Yesterday, at the inauguration of Barack Obama, the poet Elizabeth Alexander read a poem she wrote for the occasion called “Praise Song for the Day.” Among many beautiful images: the Obama girls, the helicopter carrying the Bushes making its slow ascent; beautiful words: “The red man can get ahead, man,” “The woman who brung me”; and beautiful sounds: Aretha, Yo-Yo, Itzhak, Obama’s voice, the shrieking crowds, the marching bands; I thought Alexander’s poem was beautiful. It reaffirmed for me that there is room for beauty and eloquence, and dare I say, art, in politics and in our country–that they are part of the foundation of America. The particular line that embodies the hope I felt yesterday due to the seismic shift I feel is happening in this country is:
In today’s sharp sparkle, this winter air, anything can be made, any sentence begun.
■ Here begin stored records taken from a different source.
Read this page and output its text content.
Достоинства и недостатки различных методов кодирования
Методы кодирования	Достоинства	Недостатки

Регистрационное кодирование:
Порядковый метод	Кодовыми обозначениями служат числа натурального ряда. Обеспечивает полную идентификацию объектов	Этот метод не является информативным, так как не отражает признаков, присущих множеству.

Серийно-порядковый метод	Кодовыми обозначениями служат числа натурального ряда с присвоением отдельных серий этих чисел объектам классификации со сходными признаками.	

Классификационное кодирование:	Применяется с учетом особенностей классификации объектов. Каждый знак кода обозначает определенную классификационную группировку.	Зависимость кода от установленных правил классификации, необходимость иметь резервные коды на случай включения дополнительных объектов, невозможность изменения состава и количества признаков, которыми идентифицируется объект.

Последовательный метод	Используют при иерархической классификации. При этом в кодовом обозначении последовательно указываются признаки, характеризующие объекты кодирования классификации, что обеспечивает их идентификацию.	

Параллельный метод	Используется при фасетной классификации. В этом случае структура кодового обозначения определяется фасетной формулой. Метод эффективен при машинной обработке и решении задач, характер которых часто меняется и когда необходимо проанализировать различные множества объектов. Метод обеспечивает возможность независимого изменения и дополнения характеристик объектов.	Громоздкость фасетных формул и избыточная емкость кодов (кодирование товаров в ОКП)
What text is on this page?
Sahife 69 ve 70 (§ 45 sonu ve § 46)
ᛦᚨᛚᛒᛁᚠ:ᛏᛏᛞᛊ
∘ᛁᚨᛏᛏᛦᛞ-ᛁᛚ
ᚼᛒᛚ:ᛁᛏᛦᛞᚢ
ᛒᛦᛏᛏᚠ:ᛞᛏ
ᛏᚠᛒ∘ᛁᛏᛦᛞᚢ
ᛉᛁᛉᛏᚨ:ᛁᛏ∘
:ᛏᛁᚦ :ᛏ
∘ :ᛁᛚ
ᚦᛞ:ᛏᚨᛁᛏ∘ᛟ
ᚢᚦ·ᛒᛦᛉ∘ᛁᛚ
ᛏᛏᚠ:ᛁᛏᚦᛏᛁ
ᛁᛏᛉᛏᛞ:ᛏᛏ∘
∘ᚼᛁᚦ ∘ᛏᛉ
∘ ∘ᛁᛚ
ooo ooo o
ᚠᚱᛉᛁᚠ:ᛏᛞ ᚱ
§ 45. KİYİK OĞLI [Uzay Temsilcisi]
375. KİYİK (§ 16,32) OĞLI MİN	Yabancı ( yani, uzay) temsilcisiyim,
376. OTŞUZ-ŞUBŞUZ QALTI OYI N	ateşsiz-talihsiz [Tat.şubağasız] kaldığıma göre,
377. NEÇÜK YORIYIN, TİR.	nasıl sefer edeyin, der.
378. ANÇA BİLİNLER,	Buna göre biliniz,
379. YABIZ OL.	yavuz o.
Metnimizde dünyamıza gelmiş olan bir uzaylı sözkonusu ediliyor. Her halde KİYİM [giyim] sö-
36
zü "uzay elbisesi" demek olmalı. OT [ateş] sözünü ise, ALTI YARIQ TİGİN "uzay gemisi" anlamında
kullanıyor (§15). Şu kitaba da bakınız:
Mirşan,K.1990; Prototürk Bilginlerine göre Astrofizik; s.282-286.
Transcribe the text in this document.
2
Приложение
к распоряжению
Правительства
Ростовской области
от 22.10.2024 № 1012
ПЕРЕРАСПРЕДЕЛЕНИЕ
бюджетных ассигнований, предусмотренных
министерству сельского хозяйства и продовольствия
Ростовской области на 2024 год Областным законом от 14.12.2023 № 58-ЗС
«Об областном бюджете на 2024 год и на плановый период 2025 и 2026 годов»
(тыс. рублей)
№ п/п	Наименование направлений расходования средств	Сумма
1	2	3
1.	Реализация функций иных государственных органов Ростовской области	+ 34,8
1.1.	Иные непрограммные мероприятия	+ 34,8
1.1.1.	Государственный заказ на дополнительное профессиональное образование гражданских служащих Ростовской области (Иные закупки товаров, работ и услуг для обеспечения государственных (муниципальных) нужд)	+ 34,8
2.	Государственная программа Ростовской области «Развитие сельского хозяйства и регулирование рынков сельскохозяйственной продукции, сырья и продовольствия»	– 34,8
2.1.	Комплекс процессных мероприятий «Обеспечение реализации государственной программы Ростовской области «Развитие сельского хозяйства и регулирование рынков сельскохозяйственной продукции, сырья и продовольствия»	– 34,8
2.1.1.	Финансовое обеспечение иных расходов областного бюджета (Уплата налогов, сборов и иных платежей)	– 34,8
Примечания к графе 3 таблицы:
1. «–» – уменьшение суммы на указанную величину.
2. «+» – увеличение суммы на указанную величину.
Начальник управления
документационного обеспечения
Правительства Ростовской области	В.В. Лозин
Maybe it’s the sharp sparkle (how did she know the day would be as sharply sparkly as it was?); maybe it’s the allusion to winter’s freezing weather and subsequent seasonal depression…economic depression…inauguration hangover; maybe it’s the getting back to basics sentiment: Make something. Write.
So I’m writing. I have grand ideas for this blog. All the failed pitches, the ideas that evaporate into the ether, the silly and the dead serious alike, will be collected here for whatever small segment of the world chooses to read them. It’s the least I can do to fulfill the call-to-arms.